The ADA conv model and the residual model performed similarly in the quality of the audio reconstructions and had strengths in slightly different areas. As we observed in the reconstruction, the residual model does not excell in producing audio with quick note changes with distinct temporal starts and often blends such sounds together. That being said, as can be observed in the first sample for the model, it does produce features that appear to runs on piano, granted, these do sound very blended. These intesting features were not observed in other samples from the ADA conv model. The ADA conv model, on the other hand, is capable of generating audio with faster note changes, as can be observed in its second sample. Such samples were much more abundant than in the residual model.
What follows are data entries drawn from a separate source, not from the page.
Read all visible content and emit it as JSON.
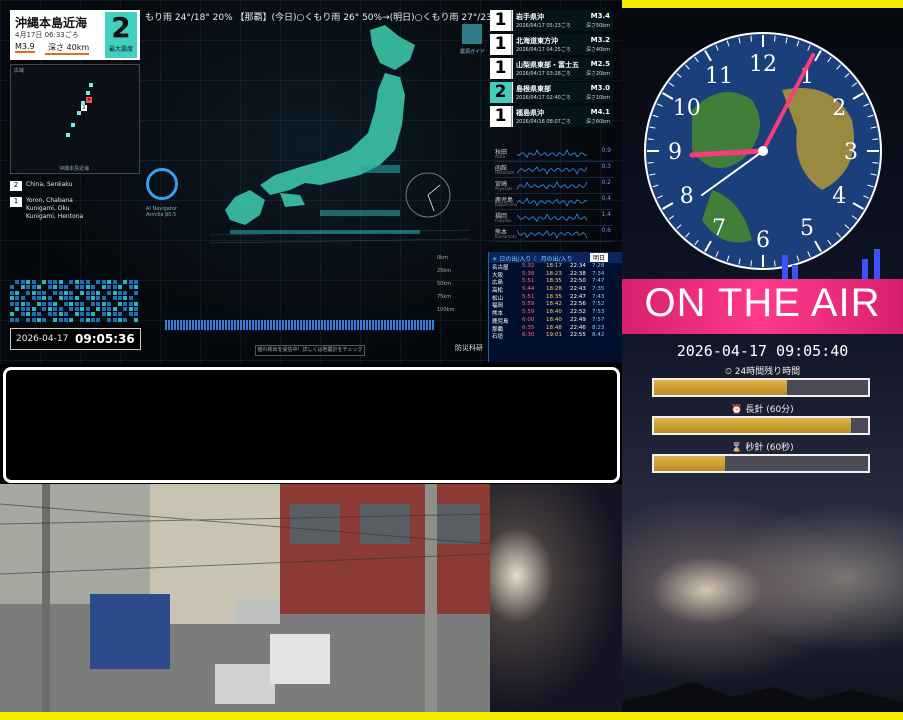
{
  "ticker": "もり雨 24°/18° 20% 【那覇】(今日)○くもり雨 26° 50%→(明日)○くもり雨 27°/23° 50% 【大東島】(今",
  "latest": {
    "region": "沖縄本島近海",
    "time": "4月17日 06:33ごろ",
    "magnitude": "M3.9",
    "depth": "深さ 40km",
    "intensity": "2",
    "intensity_label": "最大震度"
  },
  "minimap": {
    "title": "広域",
    "label": "沖縄本島近海"
  },
  "event_legend": [
    {
      "num": "2",
      "lines": [
        "China, Senkaku"
      ]
    },
    {
      "num": "1",
      "lines": [
        "Yoron, Chabana",
        "Kunigami, Oku",
        "Kunigami, Hentona"
      ]
    }
  ],
  "ai_navigator": [
    "AI Navigator",
    "Armilla β0.5"
  ],
  "clock": {
    "date": "2026-04-17",
    "time": "09:05:36"
  },
  "map_legend": "震源ガイド",
  "depth_scale": [
    "0km",
    "25km",
    "50km",
    "75km",
    "100km"
  ],
  "bottom_hint": "揺れ検出を受信中！詳しくは地震計をチェック",
  "source": "防災科研",
  "quakes": [
    {
      "intensity": "1",
      "name": "岩手県沖",
      "time": "2026/04/17 05:23ごろ",
      "mag": "M3.4",
      "depth": "深さ50km"
    },
    {
      "intensity": "1",
      "name": "北海道東方沖",
      "time": "2026/04/17 04:25ごろ",
      "mag": "M3.2",
      "depth": "深さ40km"
    },
    {
      "intensity": "1",
      "name": "山梨県東部・富士五",
      "time": "2026/04/17 03:28ごろ",
      "mag": "M2.5",
      "depth": "深さ20km"
    },
    {
      "intensity": "2",
      "name": "島根県東部",
      "time": "2026/04/17 02:40ごろ",
      "mag": "M3.0",
      "depth": "深さ10km"
    },
    {
      "intensity": "1",
      "name": "福島県沖",
      "time": "2026/04/16 08:07ごろ",
      "mag": "M4.1",
      "depth": "深さ60km"
    }
  ],
  "stations": [
    {
      "name": "秋田",
      "en": "Akita",
      "value": "0.9"
    },
    {
      "name": "函館",
      "en": "Hakodate",
      "value": "0.3"
    },
    {
      "name": "宮崎",
      "en": "Miyazaki",
      "value": "0.2"
    },
    {
      "name": "鹿児島",
      "en": "Kagoshima",
      "value": "0.4"
    },
    {
      "name": "福岡",
      "en": "Fukuoka",
      "value": "1.4"
    },
    {
      "name": "熊本",
      "en": "Kumamoto",
      "value": "0.6"
    }
  ],
  "sunmoon": {
    "sun_label": "日の出/入り",
    "moon_label": "月の出/入り",
    "tomorrow": "明日",
    "rows": [
      {
        "city": "名古屋",
        "sunrise": "5:32",
        "sunset": "18:17",
        "moonrise": "22:34",
        "moonset": "7:28"
      },
      {
        "city": "大阪",
        "sunrise": "5:38",
        "sunset": "18:23",
        "moonrise": "22:38",
        "moonset": "7:34"
      },
      {
        "city": "広島",
        "sunrise": "5:51",
        "sunset": "18:35",
        "moonrise": "22:50",
        "moonset": "7:47"
      },
      {
        "city": "高松",
        "sunrise": "5:44",
        "sunset": "18:28",
        "moonrise": "22:43",
        "moonset": "7:35"
      },
      {
        "city": "松山",
        "sunrise": "5:51",
        "sunset": "18:35",
        "moonrise": "22:47",
        "moonset": "7:43"
      },
      {
        "city": "福岡",
        "sunrise": "5:59",
        "sunset": "18:42",
        "moonrise": "22:56",
        "moonset": "7:52"
      },
      {
        "city": "熊本",
        "sunrise": "5:59",
        "sunset": "18:40",
        "moonrise": "22:52",
        "moonset": "7:53"
      },
      {
        "city": "鹿児島",
        "sunrise": "6:00",
        "sunset": "18:40",
        "moonrise": "22:49",
        "moonset": "7:57"
      },
      {
        "city": "那覇",
        "sunrise": "6:35",
        "sunset": "18:48",
        "moonrise": "22:46",
        "moonset": "8:23"
      },
      {
        "city": "石垣",
        "sunrise": "6:30",
        "sunset": "19:01",
        "moonrise": "22:55",
        "moonset": "8:42"
      }
    ]
  },
  "broadcast": {
    "on_air": "ON THE AIR",
    "datetime": "2026-04-17 09:05:40",
    "progress": [
      {
        "label": "24時間残り時間",
        "value": 0.62
      },
      {
        "label": "長針 (60分)",
        "value": 0.92
      },
      {
        "label": "秒針 (60秒)",
        "value": 0.33
      }
    ],
    "clock_numbers": [
      "12",
      "1",
      "2",
      "3",
      "4",
      "5",
      "6",
      "7",
      "8",
      "9",
      "10",
      "11"
    ]
  },
  "colors": {
    "accent_teal": "#3fd0c0",
    "on_air_pink": "#ff3a8a",
    "progress_gold": "#d2a436",
    "frame_yellow": "#f3ee00"
  }
}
By listening to a plethora of samples from both models, we opted to proceed with the ADA conv model for further testing although both models excelled in different ways for the task of audio generation.

Now that we have a model to continue with, let's explore some of the properties of it. Arguably the most important and most interesting property of a VAE is it's latent space. First, we'll encode all of the training data and plot each pair of latent dimensions against one another as shown below in Figure 5.

Lastly for the evaluation of the quality of reconstructed audio for these architectures, we'll take a look at how the ADA conv architecture performs on other instruments. In particular, we also train a model with this architecture for both flute and violin since these are the other instruments that we have significant data for. We sample the latent space and decode the same random vector using each model. The results are below in Figure 7.